October 9, 2015 – The third-largest greenhouse gas emitting nation has set a series of target reductions that will mean 3.59 billion tons of carbon dioxide will not be added to the atmosphere by India between now and 2030.

India is not capping its carbon emissions. Instead it is playing the same game that Australia and Canada have to date, talking about emission intensity reductions per unit of gross domestic production. In India this target is 35% less than 2005 levels by 2030. At the same time India is pledging to meet a 40% renewable energy target by 2030.

India is the last major government to announce targeted reductions prior to the COP2015 meetings being held in Paris in December. But intensity reductions are really meaningless when you take into consideration projections for India’s future economic growth. That’s because India is expected to become the world’s third largest economy and the world’s most populous country by 2030. Currently the country stands eighth.
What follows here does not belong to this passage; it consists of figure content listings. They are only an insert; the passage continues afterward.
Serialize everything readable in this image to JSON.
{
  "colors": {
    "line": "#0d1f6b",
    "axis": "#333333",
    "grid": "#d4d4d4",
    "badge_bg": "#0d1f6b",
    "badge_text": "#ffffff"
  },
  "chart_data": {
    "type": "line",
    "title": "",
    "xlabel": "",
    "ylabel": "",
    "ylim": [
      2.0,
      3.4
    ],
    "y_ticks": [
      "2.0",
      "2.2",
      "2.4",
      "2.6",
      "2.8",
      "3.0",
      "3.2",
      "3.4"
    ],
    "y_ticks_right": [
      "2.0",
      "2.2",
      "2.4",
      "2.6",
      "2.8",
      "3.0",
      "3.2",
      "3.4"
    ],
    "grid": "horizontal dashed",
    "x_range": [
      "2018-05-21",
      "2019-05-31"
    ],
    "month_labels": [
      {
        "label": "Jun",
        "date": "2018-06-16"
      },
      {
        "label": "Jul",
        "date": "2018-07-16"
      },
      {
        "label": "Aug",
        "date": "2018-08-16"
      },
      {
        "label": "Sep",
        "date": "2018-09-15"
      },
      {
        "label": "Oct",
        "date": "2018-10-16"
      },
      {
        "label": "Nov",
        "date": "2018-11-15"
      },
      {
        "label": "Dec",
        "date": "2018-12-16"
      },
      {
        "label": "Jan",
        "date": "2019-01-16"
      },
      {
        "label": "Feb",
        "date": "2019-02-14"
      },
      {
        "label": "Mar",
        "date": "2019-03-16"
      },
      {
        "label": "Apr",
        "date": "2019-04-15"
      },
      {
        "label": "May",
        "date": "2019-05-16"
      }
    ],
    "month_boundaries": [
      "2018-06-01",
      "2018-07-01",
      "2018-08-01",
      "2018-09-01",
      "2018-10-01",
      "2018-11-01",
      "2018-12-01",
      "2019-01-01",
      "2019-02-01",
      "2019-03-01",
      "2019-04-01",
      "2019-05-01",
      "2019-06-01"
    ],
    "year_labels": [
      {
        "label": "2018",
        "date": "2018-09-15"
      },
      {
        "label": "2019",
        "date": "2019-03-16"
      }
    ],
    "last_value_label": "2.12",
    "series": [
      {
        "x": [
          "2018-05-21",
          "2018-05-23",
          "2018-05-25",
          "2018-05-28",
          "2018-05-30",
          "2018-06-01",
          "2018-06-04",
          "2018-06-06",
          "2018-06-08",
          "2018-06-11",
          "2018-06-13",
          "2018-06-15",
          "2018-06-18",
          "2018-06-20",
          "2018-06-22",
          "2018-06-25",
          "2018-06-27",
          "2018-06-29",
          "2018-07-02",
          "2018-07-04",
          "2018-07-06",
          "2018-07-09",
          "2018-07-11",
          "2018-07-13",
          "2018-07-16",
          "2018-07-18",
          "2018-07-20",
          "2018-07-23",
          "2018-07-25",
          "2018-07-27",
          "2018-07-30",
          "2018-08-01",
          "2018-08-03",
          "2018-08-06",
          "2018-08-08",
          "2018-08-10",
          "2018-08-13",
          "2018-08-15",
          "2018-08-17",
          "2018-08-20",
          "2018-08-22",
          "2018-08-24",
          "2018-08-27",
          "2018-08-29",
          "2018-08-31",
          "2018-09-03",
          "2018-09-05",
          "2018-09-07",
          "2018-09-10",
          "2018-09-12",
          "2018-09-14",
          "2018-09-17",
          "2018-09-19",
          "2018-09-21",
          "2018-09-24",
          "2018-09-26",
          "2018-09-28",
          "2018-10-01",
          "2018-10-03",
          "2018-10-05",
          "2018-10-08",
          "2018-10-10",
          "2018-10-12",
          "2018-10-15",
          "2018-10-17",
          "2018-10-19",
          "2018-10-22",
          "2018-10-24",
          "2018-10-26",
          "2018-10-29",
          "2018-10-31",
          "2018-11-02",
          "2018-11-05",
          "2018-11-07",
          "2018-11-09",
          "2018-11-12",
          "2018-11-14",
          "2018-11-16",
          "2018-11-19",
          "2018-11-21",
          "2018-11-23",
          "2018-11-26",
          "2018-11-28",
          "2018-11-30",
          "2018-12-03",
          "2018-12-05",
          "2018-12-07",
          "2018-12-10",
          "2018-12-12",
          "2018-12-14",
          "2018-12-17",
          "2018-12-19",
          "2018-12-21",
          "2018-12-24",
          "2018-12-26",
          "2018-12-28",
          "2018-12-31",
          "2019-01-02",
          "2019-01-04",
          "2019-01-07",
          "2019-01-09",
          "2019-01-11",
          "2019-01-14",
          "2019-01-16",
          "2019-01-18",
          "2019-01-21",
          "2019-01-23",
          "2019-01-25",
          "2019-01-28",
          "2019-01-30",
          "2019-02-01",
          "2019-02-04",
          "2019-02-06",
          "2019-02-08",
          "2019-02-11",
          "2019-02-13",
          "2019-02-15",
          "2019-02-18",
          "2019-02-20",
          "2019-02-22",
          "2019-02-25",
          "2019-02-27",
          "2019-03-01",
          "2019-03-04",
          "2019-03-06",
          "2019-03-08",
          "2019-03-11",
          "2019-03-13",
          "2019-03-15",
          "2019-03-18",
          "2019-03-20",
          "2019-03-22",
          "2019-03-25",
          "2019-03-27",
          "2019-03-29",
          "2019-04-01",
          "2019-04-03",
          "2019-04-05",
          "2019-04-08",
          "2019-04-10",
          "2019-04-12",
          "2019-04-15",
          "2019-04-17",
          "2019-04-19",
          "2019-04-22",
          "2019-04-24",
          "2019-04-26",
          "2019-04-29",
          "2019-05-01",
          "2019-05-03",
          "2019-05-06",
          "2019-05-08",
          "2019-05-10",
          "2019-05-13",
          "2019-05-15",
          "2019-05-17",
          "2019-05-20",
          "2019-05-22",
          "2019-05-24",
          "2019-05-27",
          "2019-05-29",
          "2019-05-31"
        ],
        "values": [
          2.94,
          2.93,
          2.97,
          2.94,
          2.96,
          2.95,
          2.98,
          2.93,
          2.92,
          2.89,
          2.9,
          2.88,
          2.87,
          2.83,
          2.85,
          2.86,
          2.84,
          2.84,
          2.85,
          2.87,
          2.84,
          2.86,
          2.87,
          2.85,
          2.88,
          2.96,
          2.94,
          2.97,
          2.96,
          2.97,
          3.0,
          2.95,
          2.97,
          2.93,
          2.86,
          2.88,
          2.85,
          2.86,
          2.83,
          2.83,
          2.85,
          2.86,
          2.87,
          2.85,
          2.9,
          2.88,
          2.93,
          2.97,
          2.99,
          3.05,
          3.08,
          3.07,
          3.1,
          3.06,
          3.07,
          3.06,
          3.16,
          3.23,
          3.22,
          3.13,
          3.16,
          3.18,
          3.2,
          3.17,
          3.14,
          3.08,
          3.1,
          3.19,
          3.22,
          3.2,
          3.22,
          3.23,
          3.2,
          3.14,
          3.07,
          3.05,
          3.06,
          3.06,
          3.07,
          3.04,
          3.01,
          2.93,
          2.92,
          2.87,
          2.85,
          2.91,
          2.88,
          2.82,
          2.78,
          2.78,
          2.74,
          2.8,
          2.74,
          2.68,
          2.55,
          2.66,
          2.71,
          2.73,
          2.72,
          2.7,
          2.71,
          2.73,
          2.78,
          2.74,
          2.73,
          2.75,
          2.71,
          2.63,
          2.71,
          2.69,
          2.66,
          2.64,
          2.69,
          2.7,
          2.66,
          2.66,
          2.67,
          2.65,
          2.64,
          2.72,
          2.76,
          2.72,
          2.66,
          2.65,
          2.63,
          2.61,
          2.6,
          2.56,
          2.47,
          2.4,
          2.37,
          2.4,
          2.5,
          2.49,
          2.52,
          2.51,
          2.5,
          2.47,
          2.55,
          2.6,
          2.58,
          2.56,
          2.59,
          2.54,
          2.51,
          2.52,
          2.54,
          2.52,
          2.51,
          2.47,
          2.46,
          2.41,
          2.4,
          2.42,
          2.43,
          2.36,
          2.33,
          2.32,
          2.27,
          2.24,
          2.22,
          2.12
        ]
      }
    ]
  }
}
So if your economy is growing at a 7.2% clip with increasing gross domestic production then all you are doing through intensity reductions is offsetting that growth, or in terms of carbon emissions, staying in exactly the same place.

It should be noted that the plan is short on policy and the setting of target intensity reductions for specific segments of the Indian economy. A senior fellow at the Centre for Policy Research, New Delhi, Navroz Dubash, describes the carbon intensity goal as short on details and “conservative at best.” Dubash expresses uncertainty about whether India will get locked-in “into a high-carbon growth pathway.”

As a Canadian living under a Conservative government these past few years that also measures carbon intensity rather than overall emission reductions, it is obvious that the Indian plan is flawed. Canada’s net emissions have hardly moved downward since 2005 even though the government in its latest report claims a 29% intensity reduction. At Copenhagen Canada had committed to a 17% reduction in carbon emissions from 2005 to 2020.  But in fact as recent as two years ago greenhouse gas emissions continued to rise in Canada, up 1.5% in 2013 and 4% between 2009 and 2013, or when projected to 2020, 20% above Canada’s Copenhagen commitment.

It sounds like India may commit the same folly as my country by measuring the wrong thing.